Orthopaedic Trauma Service, Tampa General Hospital, University of South Florida, Tampa, FL 33606, USA.
J Orthop Trauma. 2012 Jul;26(7):439-43. doi: 10.1097/BOT.0b013e31822a526a.
To examine the correlation between syndesmotic malreduction and functional outcome.
Prospective evaluation of bilateral computed tomography scans and functional outcome scores.
Level I regional trauma center.
From January 1, 2004, to December 31, 2006, 107 of 681 operatively treated ankle fractures (15.7%) had associated syndesmotic injuries requiring reduction and fixation. All patients available at a minimum of 2 years postindex procedure underwent clinical and radiographic examination, computed tomographic (CT) scanning of both ankles (injured and uninjured), and functional outcome scoring using the Short Form Musculoskeletal Assessment and Olerud/Molander questionnaires.
Sixty-eight of 107 (63.5%) syndesmotic injuries in 68 patients were available for follow-up. Twenty-seven (39%) were malreduced (rotational or translational asymmetry) when compared with the contralateral uninjured syndesmotic joint. Fifteen percent of the open syndesmotic reductions were malreduced on postoperative CT scans, whereas 44% (A/B) of the closed syndesmotic reductions were malreduced on postoperative CT scan (P = 0.11).

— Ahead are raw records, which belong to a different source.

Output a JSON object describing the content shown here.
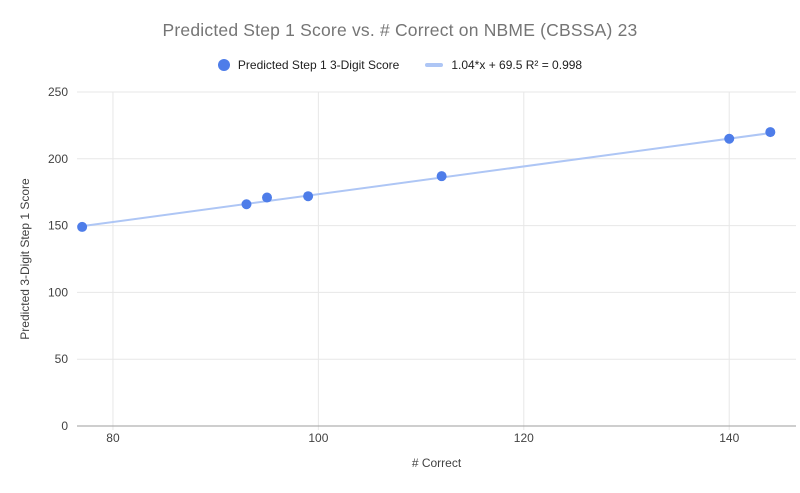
{
  "chart_data": {
    "type": "scatter",
    "title": "Predicted Step 1 Score vs. # Correct on NBME (CBSSA) 23",
    "xlabel": "# Correct",
    "ylabel": "Predicted 3-Digit Step 1 Score",
    "series": [
      {
        "name": "Predicted Step 1 3-Digit Score",
        "color": "#4e7de9",
        "points": [
          [
            77,
            149
          ],
          [
            93,
            166
          ],
          [
            95,
            171
          ],
          [
            99,
            172
          ],
          [
            112,
            187
          ],
          [
            140,
            215
          ],
          [
            144,
            220
          ]
        ]
      }
    ],
    "trendline": {
      "label": "1.04*x + 69.5 R² = 0.998",
      "slope": 1.04,
      "intercept": 69.5,
      "r_squared": 0.998,
      "color": "#aec6f5",
      "x_start": 77,
      "x_end": 144
    },
    "x_ticks": [
      80,
      100,
      120,
      140
    ],
    "y_ticks": [
      0,
      50,
      100,
      150,
      200,
      250
    ],
    "xlim": [
      76.5,
      146.5
    ],
    "ylim": [
      0,
      250
    ],
    "grid": true,
    "legend_position": "top"
  },
  "colors": {
    "background": "#ffffff",
    "title_text": "#757575",
    "axis_text": "#424242",
    "legend_text": "#212121",
    "gridline": "#e7e7e7",
    "baseline": "#9e9e9e"
  }
}
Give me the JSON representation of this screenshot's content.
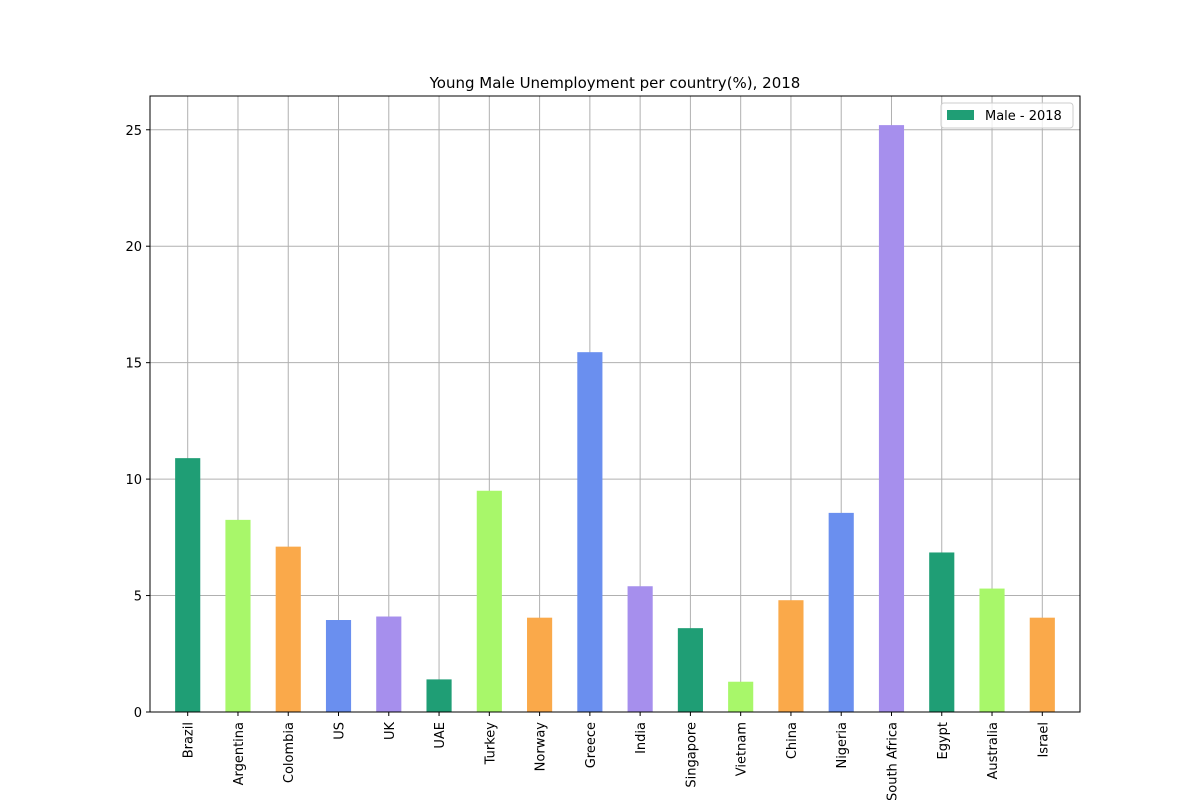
{
  "chart_data": {
    "type": "bar",
    "title": "Young Male Unemployment per country(%), 2018",
    "xlabel": "",
    "ylabel": "",
    "categories": [
      "Brazil",
      "Argentina",
      "Colombia",
      "US",
      "UK",
      "UAE",
      "Turkey",
      "Norway",
      "Greece",
      "India",
      "Singapore",
      "Vietnam",
      "China",
      "Nigeria",
      "South Africa",
      "Egypt",
      "Australia",
      "Israel"
    ],
    "series": [
      {
        "name": "Male - 2018",
        "values": [
          10.9,
          8.25,
          7.1,
          3.95,
          4.1,
          1.4,
          9.5,
          4.05,
          15.45,
          5.4,
          3.6,
          1.3,
          4.8,
          8.55,
          25.2,
          6.85,
          5.3,
          4.05
        ]
      }
    ],
    "bar_colors": [
      "#1f9e75",
      "#a8f76a",
      "#faa94a",
      "#6a8fef",
      "#a68fed",
      "#1f9e75",
      "#a8f76a",
      "#faa94a",
      "#6a8fef",
      "#a68fed",
      "#1f9e75",
      "#a8f76a",
      "#faa94a",
      "#6a8fef",
      "#a68fed",
      "#1f9e75",
      "#a8f76a",
      "#faa94a"
    ],
    "legend_color": "#1f9e75",
    "ylim": [
      0,
      26.45
    ],
    "yticks": [
      0,
      5,
      10,
      15,
      20,
      25
    ],
    "grid": true,
    "legend_position": "top-right"
  }
}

Patients with a malreduced syndesmosis recorded significantly worse functional outcome scores (P < 0.05) on both the Short Form Musculoskeletal Assessment and Olerud/Molander questionnaires when compared with those patients whose syndesmosis had healed in anatomic alignment.

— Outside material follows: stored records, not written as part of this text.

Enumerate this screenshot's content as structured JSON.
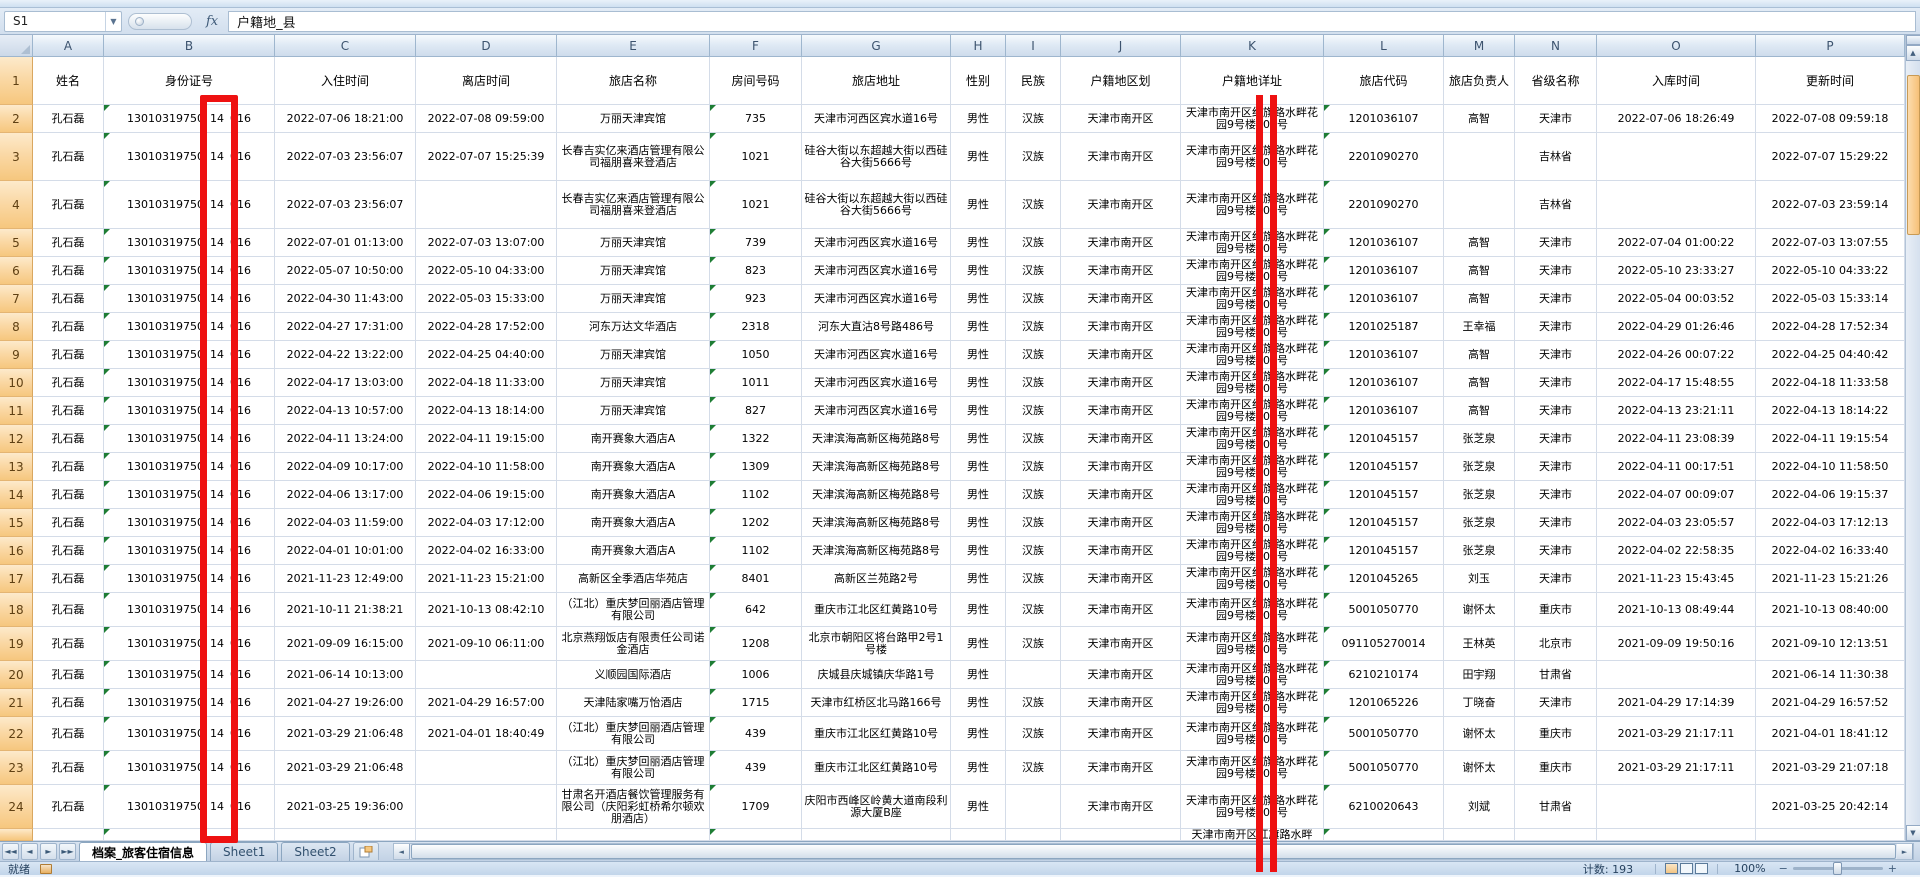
{
  "formula_bar": {
    "name_box": "S1",
    "fx": "fx",
    "content": "户籍地_县"
  },
  "grid": {
    "column_letters": [
      "A",
      "B",
      "C",
      "D",
      "E",
      "F",
      "G",
      "H",
      "I",
      "J",
      "K",
      "L",
      "M",
      "N",
      "O",
      "P"
    ],
    "header_labels": [
      "姓名",
      "身份证号",
      "入住时间",
      "离店时间",
      "旅店名称",
      "房间号码",
      "旅店地址",
      "性别",
      "民族",
      "户籍地区划",
      "户籍地详址",
      "旅店代码",
      "旅店负责人",
      "省级名称",
      "入库时间",
      "更新时间"
    ],
    "first_row_number": 1
  },
  "person": {
    "name": "孔石磊",
    "id_parts": [
      "13010319750",
      "14",
      "016"
    ],
    "k_addr": "天津市南开区红旗路水畔花园9号楼101号"
  },
  "partial_row_k": "天津市南开区红旗路水畔",
  "rows": [
    {
      "in": "2022-07-06 18:21:00",
      "out": "2022-07-08 09:59:00",
      "hotel": "万丽天津宾馆",
      "room": "735",
      "addr": "天津市河西区宾水道16号",
      "gender": "男性",
      "ethnic": "汉族",
      "district": "天津市南开区",
      "code": "1201036107",
      "manager": "高智",
      "province": "天津市",
      "stored": "2022-07-06 18:26:49",
      "updated": "2022-07-08 09:59:18"
    },
    {
      "in": "2022-07-03 23:56:07",
      "out": "2022-07-07 15:25:39",
      "hotel": "长春吉实亿来酒店管理有限公司福朋喜来登酒店",
      "room": "1021",
      "addr": "硅谷大街以东超越大街以西硅谷大街5666号",
      "gender": "男性",
      "ethnic": "汉族",
      "district": "天津市南开区",
      "code": "2201090270",
      "manager": "",
      "province": "吉林省",
      "stored": "",
      "updated": "2022-07-07 15:29:22"
    },
    {
      "in": "2022-07-03 23:56:07",
      "out": "",
      "hotel": "长春吉实亿来酒店管理有限公司福朋喜来登酒店",
      "room": "1021",
      "addr": "硅谷大街以东超越大街以西硅谷大街5666号",
      "gender": "男性",
      "ethnic": "汉族",
      "district": "天津市南开区",
      "code": "2201090270",
      "manager": "",
      "province": "吉林省",
      "stored": "",
      "updated": "2022-07-03 23:59:14"
    },
    {
      "in": "2022-07-01 01:13:00",
      "out": "2022-07-03 13:07:00",
      "hotel": "万丽天津宾馆",
      "room": "739",
      "addr": "天津市河西区宾水道16号",
      "gender": "男性",
      "ethnic": "汉族",
      "district": "天津市南开区",
      "code": "1201036107",
      "manager": "高智",
      "province": "天津市",
      "stored": "2022-07-04 01:00:22",
      "updated": "2022-07-03 13:07:55"
    },
    {
      "in": "2022-05-07 10:50:00",
      "out": "2022-05-10 04:33:00",
      "hotel": "万丽天津宾馆",
      "room": "823",
      "addr": "天津市河西区宾水道16号",
      "gender": "男性",
      "ethnic": "汉族",
      "district": "天津市南开区",
      "code": "1201036107",
      "manager": "高智",
      "province": "天津市",
      "stored": "2022-05-10 23:33:27",
      "updated": "2022-05-10 04:33:22"
    },
    {
      "in": "2022-04-30 11:43:00",
      "out": "2022-05-03 15:33:00",
      "hotel": "万丽天津宾馆",
      "room": "923",
      "addr": "天津市河西区宾水道16号",
      "gender": "男性",
      "ethnic": "汉族",
      "district": "天津市南开区",
      "code": "1201036107",
      "manager": "高智",
      "province": "天津市",
      "stored": "2022-05-04 00:03:52",
      "updated": "2022-05-03 15:33:14"
    },
    {
      "in": "2022-04-27 17:31:00",
      "out": "2022-04-28 17:52:00",
      "hotel": "河东万达文华酒店",
      "room": "2318",
      "addr": "河东大直沽8号路486号",
      "gender": "男性",
      "ethnic": "汉族",
      "district": "天津市南开区",
      "code": "1201025187",
      "manager": "王幸福",
      "province": "天津市",
      "stored": "2022-04-29 01:26:46",
      "updated": "2022-04-28 17:52:34"
    },
    {
      "in": "2022-04-22 13:22:00",
      "out": "2022-04-25 04:40:00",
      "hotel": "万丽天津宾馆",
      "room": "1050",
      "addr": "天津市河西区宾水道16号",
      "gender": "男性",
      "ethnic": "汉族",
      "district": "天津市南开区",
      "code": "1201036107",
      "manager": "高智",
      "province": "天津市",
      "stored": "2022-04-26 00:07:22",
      "updated": "2022-04-25 04:40:42"
    },
    {
      "in": "2022-04-17 13:03:00",
      "out": "2022-04-18 11:33:00",
      "hotel": "万丽天津宾馆",
      "room": "1011",
      "addr": "天津市河西区宾水道16号",
      "gender": "男性",
      "ethnic": "汉族",
      "district": "天津市南开区",
      "code": "1201036107",
      "manager": "高智",
      "province": "天津市",
      "stored": "2022-04-17 15:48:55",
      "updated": "2022-04-18 11:33:58"
    },
    {
      "in": "2022-04-13 10:57:00",
      "out": "2022-04-13 18:14:00",
      "hotel": "万丽天津宾馆",
      "room": "827",
      "addr": "天津市河西区宾水道16号",
      "gender": "男性",
      "ethnic": "汉族",
      "district": "天津市南开区",
      "code": "1201036107",
      "manager": "高智",
      "province": "天津市",
      "stored": "2022-04-13 23:21:11",
      "updated": "2022-04-13 18:14:22"
    },
    {
      "in": "2022-04-11 13:24:00",
      "out": "2022-04-11 19:15:00",
      "hotel": "南开赛象大酒店A",
      "room": "1322",
      "addr": "天津滨海高新区梅苑路8号",
      "gender": "男性",
      "ethnic": "汉族",
      "district": "天津市南开区",
      "code": "1201045157",
      "manager": "张芝泉",
      "province": "天津市",
      "stored": "2022-04-11 23:08:39",
      "updated": "2022-04-11 19:15:54"
    },
    {
      "in": "2022-04-09 10:17:00",
      "out": "2022-04-10 11:58:00",
      "hotel": "南开赛象大酒店A",
      "room": "1309",
      "addr": "天津滨海高新区梅苑路8号",
      "gender": "男性",
      "ethnic": "汉族",
      "district": "天津市南开区",
      "code": "1201045157",
      "manager": "张芝泉",
      "province": "天津市",
      "stored": "2022-04-11 00:17:51",
      "updated": "2022-04-10 11:58:50"
    },
    {
      "in": "2022-04-06 13:17:00",
      "out": "2022-04-06 19:15:00",
      "hotel": "南开赛象大酒店A",
      "room": "1102",
      "addr": "天津滨海高新区梅苑路8号",
      "gender": "男性",
      "ethnic": "汉族",
      "district": "天津市南开区",
      "code": "1201045157",
      "manager": "张芝泉",
      "province": "天津市",
      "stored": "2022-04-07 00:09:07",
      "updated": "2022-04-06 19:15:37"
    },
    {
      "in": "2022-04-03 11:59:00",
      "out": "2022-04-03 17:12:00",
      "hotel": "南开赛象大酒店A",
      "room": "1202",
      "addr": "天津滨海高新区梅苑路8号",
      "gender": "男性",
      "ethnic": "汉族",
      "district": "天津市南开区",
      "code": "1201045157",
      "manager": "张芝泉",
      "province": "天津市",
      "stored": "2022-04-03 23:05:57",
      "updated": "2022-04-03 17:12:13"
    },
    {
      "in": "2022-04-01 10:01:00",
      "out": "2022-04-02 16:33:00",
      "hotel": "南开赛象大酒店A",
      "room": "1102",
      "addr": "天津滨海高新区梅苑路8号",
      "gender": "男性",
      "ethnic": "汉族",
      "district": "天津市南开区",
      "code": "1201045157",
      "manager": "张芝泉",
      "province": "天津市",
      "stored": "2022-04-02 22:58:35",
      "updated": "2022-04-02 16:33:40"
    },
    {
      "in": "2021-11-23 12:49:00",
      "out": "2021-11-23 15:21:00",
      "hotel": "高新区全季酒店华苑店",
      "room": "8401",
      "addr": "高新区兰苑路2号",
      "gender": "男性",
      "ethnic": "汉族",
      "district": "天津市南开区",
      "code": "1201045265",
      "manager": "刘玉",
      "province": "天津市",
      "stored": "2021-11-23 15:43:45",
      "updated": "2021-11-23 15:21:26"
    },
    {
      "in": "2021-10-11 21:38:21",
      "out": "2021-10-13 08:42:10",
      "hotel": "（江北）重庆梦回丽酒店管理有限公司",
      "room": "642",
      "addr": "重庆市江北区红黄路10号",
      "gender": "男性",
      "ethnic": "汉族",
      "district": "天津市南开区",
      "code": "5001050770",
      "manager": "谢怀太",
      "province": "重庆市",
      "stored": "2021-10-13 08:49:44",
      "updated": "2021-10-13 08:40:00"
    },
    {
      "in": "2021-09-09 16:15:00",
      "out": "2021-09-10 06:11:00",
      "hotel": "北京燕翔饭店有限责任公司诺金酒店",
      "room": "1208",
      "addr": "北京市朝阳区将台路甲2号1号楼",
      "gender": "男性",
      "ethnic": "汉族",
      "district": "天津市南开区",
      "code": "091105270014",
      "manager": "王林英",
      "province": "北京市",
      "stored": "2021-09-09 19:50:16",
      "updated": "2021-09-10 12:13:51"
    },
    {
      "in": "2021-06-14 10:13:00",
      "out": "",
      "hotel": "义顺园国际酒店",
      "room": "1006",
      "addr": "庆城县庆城镇庆华路1号",
      "gender": "男性",
      "ethnic": "",
      "district": "天津市南开区",
      "code": "6210210174",
      "manager": "田宇翔",
      "province": "甘肃省",
      "stored": "",
      "updated": "2021-06-14 11:30:38"
    },
    {
      "in": "2021-04-27 19:26:00",
      "out": "2021-04-29 16:57:00",
      "hotel": "天津陆家嘴万怡酒店",
      "room": "1715",
      "addr": "天津市红桥区北马路166号",
      "gender": "男性",
      "ethnic": "汉族",
      "district": "天津市南开区",
      "code": "1201065226",
      "manager": "丁晓奋",
      "province": "天津市",
      "stored": "2021-04-29 17:14:39",
      "updated": "2021-04-29 16:57:52"
    },
    {
      "in": "2021-03-29 21:06:48",
      "out": "2021-04-01 18:40:49",
      "hotel": "（江北）重庆梦回丽酒店管理有限公司",
      "room": "439",
      "addr": "重庆市江北区红黄路10号",
      "gender": "男性",
      "ethnic": "汉族",
      "district": "天津市南开区",
      "code": "5001050770",
      "manager": "谢怀太",
      "province": "重庆市",
      "stored": "2021-03-29 21:17:11",
      "updated": "2021-04-01 18:41:12"
    },
    {
      "in": "2021-03-29 21:06:48",
      "out": "",
      "hotel": "（江北）重庆梦回丽酒店管理有限公司",
      "room": "439",
      "addr": "重庆市江北区红黄路10号",
      "gender": "男性",
      "ethnic": "汉族",
      "district": "天津市南开区",
      "code": "5001050770",
      "manager": "谢怀太",
      "province": "重庆市",
      "stored": "2021-03-29 21:17:11",
      "updated": "2021-03-29 21:07:18"
    },
    {
      "in": "2021-03-25 19:36:00",
      "out": "",
      "hotel": "甘肃名开酒店餐饮管理服务有限公司（庆阳彩虹桥希尔顿欢朋酒店）",
      "room": "1709",
      "addr": "庆阳市西峰区岭黄大道南段利源大厦B座",
      "gender": "男性",
      "ethnic": "",
      "district": "天津市南开区",
      "code": "6210020643",
      "manager": "刘斌",
      "province": "甘肃省",
      "stored": "",
      "updated": "2021-03-25 20:42:14"
    }
  ],
  "tabs": {
    "sheets": [
      {
        "label": "档案_旅客住宿信息",
        "active": true
      },
      {
        "label": "Sheet1",
        "active": false
      },
      {
        "label": "Sheet2",
        "active": false
      }
    ]
  },
  "status": {
    "ready": "就绪",
    "count": "计数: 193",
    "zoom": "100%"
  },
  "colors": {
    "annotation": "#ee1111",
    "row_header": "#f6c77e",
    "col_header": "#cedcec"
  }
}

At a minimum of 2 years follow-up, patients with malreduced syndesmotic injuries demonstrated significantly worse functional outcome using the Short Form Musculoskeletal Assessment and Olerud/Molander questionnaires. Open reduction of the syndesmosis resulted in a substantially lower rate of malreduction when evaluated by postoperative CT scan. Based on these findings, we recommend that surgeons not only perform a direct, open visualization of the syndesmosis during the reduction maneuver, but obtain a postoperative CT scan with comparison to the contralateral extremity as well. If the syndesmosis is found to be malreduced, consideration must be given to revising the osteosynthesis.
Prognostic Level II. See Instructions for Authors for a complete description of levels of evidence.
探讨下胫腓联合复位不良与功能结果的相关性。
双侧 CT 扫描和功能结果评分的前瞻性评估。
一级区域创伤中心。
从 2004 年 1 月 1 日至 2006 年 12 月 31 日,681 例手术治疗的踝关节骨折中(15.7%)有 107 例合并下胫腓联合损伤需要复位和固定。所有在指数手术后至少 2 年接受临床和影像学检查、双侧踝关节 CT 扫描(受伤和未受伤)和使用 Short Form Musculoskeletal Assessment 和 Olerud/Molander 问卷进行功能结果评分的患者均进行了前瞻性评估。
68 例患者中的 107 例(63.5%)下胫腓联合损伤可进行随访。27 例(39%)与对侧未受伤的下胫腓联合相比存在复位不良(旋转或平移不对称)。15%的开放性下胫腓联合复位在术后 CT 扫描中存在复位不良,而 44%(A/B)的闭合性下胫腓联合复位在术后 CT 扫描中存在复位不良(P = 0.11)。与下胫腓联合解剖对线愈合的患者相比,复位不良的下胫腓联合患者的 Short Form Musculoskeletal Assessment 和 Olerud/Molander 问卷的功能结果评分明显更差(P < 0.05)。
至少 2 年随访时,下胫腓联合复位不良的患者使用 Short Form Musculoskeletal Assessment 和 Olerud/Molander 问卷的功能结果明显更差。通过术后 CT 扫描评估,开放性下胫腓联合复位的复位不良发生率显著降低。基于这些发现,我们建议外科医生不仅要在复位过程中直接打开、暴露下胫腓联合,而且还要在术后获得与对侧肢体进行比较的 CT 扫描。如果发现下胫腓联合复位不良,必须考虑修改内固定。
预后 II 级。有关证据水平的完整描述,请参阅作者指南。